Trend Micro Spots Chinese Hackers Targeting Transportation Sector
Since the middle of 2020, a Chinese state-sponsored threat actor called ‘Tropic Trooper’ has been targeting transportation organizations and government entities related to transportation sector, Trend Micro reports.
Also known as Earth Centaur and KeyBoy, the advanced persistent threat (APT) has been around since 2011, conducting espionage campaigns against organizations in government, healthcare, high-tech, and transportation sectors in Hong Kong, the Philippines, and Taiwan.
As part of the attacks conducted over the past year and a half, Trend Micro warned that the group attempted to access flight schedules, financial plans, and other internal documents at the target organizations, as well as any personal information available on the compromised hosts, including search histories.
Trend Micro’s monitoring of the group revealed red teamwork proficiency, as the adversary can easily bypass security settings, prevent its activities from becoming obstructive, and employ reverse proxies that are used to bypass network security systems.
The APT has also been observed using open-source frameworks, which allows it to easily come up with new backdoor variants, and likely employs the same tactics in attacks on other industries as well, the Trend Micro researchers explained.
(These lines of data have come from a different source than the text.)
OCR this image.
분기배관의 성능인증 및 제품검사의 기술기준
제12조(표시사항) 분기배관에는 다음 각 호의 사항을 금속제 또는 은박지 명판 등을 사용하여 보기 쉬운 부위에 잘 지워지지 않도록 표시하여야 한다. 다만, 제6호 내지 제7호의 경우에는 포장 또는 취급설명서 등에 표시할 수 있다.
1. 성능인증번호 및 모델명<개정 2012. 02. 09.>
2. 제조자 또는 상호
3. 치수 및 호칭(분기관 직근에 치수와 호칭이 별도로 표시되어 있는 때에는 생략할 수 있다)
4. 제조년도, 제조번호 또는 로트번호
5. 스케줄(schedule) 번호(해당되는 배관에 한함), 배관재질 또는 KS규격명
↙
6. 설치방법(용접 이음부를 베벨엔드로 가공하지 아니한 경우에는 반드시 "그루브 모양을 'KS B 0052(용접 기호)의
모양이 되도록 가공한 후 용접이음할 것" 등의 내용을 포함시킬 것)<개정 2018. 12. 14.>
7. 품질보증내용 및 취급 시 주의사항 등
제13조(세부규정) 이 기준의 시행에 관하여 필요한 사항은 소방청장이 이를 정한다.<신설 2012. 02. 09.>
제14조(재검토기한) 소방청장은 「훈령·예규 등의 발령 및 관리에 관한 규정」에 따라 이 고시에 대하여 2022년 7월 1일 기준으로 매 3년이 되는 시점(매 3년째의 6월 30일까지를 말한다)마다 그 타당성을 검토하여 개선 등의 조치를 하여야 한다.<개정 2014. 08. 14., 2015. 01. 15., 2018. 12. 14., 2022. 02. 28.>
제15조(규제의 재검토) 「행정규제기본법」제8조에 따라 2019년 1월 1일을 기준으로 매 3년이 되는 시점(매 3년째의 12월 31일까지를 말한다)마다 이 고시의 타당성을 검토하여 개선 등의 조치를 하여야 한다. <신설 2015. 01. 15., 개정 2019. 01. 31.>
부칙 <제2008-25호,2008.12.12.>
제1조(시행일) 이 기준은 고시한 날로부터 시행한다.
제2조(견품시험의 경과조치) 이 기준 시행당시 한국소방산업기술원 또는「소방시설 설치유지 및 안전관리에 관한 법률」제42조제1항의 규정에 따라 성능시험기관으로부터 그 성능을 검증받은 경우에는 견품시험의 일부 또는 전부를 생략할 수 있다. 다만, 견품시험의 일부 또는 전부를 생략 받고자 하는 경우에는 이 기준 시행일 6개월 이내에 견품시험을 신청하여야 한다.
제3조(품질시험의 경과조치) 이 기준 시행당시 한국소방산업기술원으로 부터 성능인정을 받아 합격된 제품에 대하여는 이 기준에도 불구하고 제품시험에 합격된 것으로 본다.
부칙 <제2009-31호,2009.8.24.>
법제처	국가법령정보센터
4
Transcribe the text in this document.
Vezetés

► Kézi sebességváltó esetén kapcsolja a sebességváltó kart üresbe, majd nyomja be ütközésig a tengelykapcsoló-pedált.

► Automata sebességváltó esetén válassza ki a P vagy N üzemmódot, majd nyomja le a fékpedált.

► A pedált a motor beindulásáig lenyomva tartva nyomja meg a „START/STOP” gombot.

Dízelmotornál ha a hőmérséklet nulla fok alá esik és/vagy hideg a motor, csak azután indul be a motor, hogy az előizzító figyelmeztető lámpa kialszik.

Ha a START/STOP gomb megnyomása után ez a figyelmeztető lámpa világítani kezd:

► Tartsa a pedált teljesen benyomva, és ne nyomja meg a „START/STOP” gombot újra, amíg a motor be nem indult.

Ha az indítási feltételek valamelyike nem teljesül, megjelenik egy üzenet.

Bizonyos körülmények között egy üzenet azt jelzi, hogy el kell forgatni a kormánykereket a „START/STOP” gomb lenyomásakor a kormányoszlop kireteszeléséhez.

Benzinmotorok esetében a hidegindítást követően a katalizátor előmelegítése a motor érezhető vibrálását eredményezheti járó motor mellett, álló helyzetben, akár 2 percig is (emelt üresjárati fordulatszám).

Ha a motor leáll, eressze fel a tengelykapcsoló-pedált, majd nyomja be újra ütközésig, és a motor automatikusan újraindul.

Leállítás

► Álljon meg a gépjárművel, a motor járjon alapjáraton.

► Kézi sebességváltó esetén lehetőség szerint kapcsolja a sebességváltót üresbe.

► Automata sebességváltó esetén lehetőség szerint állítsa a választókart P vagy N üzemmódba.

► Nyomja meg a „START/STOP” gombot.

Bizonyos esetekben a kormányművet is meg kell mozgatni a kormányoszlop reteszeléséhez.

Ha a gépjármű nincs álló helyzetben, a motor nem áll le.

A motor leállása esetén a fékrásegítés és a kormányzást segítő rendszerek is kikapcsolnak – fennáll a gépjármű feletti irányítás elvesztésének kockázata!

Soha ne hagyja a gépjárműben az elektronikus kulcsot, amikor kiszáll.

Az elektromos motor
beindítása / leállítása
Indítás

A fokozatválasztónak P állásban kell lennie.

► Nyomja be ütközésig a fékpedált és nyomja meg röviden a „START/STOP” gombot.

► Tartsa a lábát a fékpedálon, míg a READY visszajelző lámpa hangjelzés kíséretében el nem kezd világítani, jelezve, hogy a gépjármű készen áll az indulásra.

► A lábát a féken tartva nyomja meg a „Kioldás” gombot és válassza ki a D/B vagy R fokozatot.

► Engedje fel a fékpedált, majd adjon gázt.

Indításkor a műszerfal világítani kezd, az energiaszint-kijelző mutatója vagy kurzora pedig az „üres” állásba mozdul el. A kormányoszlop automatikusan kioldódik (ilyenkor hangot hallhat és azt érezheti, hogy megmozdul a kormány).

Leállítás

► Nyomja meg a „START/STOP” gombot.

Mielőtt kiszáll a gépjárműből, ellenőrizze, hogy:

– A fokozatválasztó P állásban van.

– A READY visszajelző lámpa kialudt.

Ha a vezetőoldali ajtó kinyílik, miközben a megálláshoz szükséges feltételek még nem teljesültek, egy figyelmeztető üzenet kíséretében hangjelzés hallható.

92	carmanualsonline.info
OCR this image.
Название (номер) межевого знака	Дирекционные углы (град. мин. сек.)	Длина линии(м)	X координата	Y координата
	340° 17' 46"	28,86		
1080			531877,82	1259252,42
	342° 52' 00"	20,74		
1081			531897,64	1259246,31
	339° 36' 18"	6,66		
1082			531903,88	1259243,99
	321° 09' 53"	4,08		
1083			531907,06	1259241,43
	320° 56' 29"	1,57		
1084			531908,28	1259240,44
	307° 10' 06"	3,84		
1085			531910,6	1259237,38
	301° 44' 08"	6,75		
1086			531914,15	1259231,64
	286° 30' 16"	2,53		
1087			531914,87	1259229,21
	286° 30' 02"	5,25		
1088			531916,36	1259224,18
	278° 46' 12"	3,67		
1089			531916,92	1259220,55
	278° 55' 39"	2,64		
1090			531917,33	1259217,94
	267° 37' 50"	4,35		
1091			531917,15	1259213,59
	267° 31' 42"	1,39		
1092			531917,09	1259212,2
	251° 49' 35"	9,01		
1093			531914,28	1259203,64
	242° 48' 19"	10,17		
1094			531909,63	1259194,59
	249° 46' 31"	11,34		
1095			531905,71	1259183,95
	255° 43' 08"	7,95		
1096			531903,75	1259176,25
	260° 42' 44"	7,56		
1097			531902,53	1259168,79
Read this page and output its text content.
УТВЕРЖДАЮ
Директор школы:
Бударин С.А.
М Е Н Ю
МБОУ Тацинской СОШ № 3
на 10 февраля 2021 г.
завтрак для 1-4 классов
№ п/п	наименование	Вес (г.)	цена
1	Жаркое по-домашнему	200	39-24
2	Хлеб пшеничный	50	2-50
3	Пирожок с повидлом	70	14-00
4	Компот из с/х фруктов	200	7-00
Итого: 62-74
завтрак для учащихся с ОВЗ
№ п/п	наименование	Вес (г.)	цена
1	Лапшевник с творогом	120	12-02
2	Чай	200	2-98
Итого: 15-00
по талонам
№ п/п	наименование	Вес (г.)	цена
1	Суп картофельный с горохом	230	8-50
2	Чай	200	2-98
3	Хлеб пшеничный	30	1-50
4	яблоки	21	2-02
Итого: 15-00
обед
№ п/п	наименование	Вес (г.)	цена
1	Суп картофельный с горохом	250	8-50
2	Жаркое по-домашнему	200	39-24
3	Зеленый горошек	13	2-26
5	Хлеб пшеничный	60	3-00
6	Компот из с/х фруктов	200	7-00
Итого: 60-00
Tropic Trooper uses a multi-stage infection process, in which Internet Information Services (IIS) and Microsoft Exchange vulnerabilities (including ProxyLogon) are exploited for intrusion. Next, the attackers install web shells and deploy the Nerapack .NET loader and the Quasar RAT as the first stage malware.
Different types of second-stage backdoors, including ChiserClient and SmileSvr, are deployed, based on the victim. The attackers then begin Active Directory (AD) discovery, leverage Server Message Block (SMB) to spread across the network, and attempt to harvest login credentials.
“We found that the threat group developed multiple backdoors capable of communication via common network protocols. We think this indicates that it has the capability to bypass network security systems by using these common protocols to transfer data. We also found that the group tries to launch various backdoors per victim,” Trend Micro said.
Based on commands received from the command and control (C&C) server, the employed backdoors can download files, write/read files, open command shells for command execution, upload files, list directories and files, and more. Based on the victim, backdoors that support different protocols are used.
“These threat actors are notably sophisticated and well-equipped. Looking deeper into the new methods the group uses, we found that it has an arsenal of tools capable of assessing and then compromising its targets while remaining under the radar,” Trend Micro added.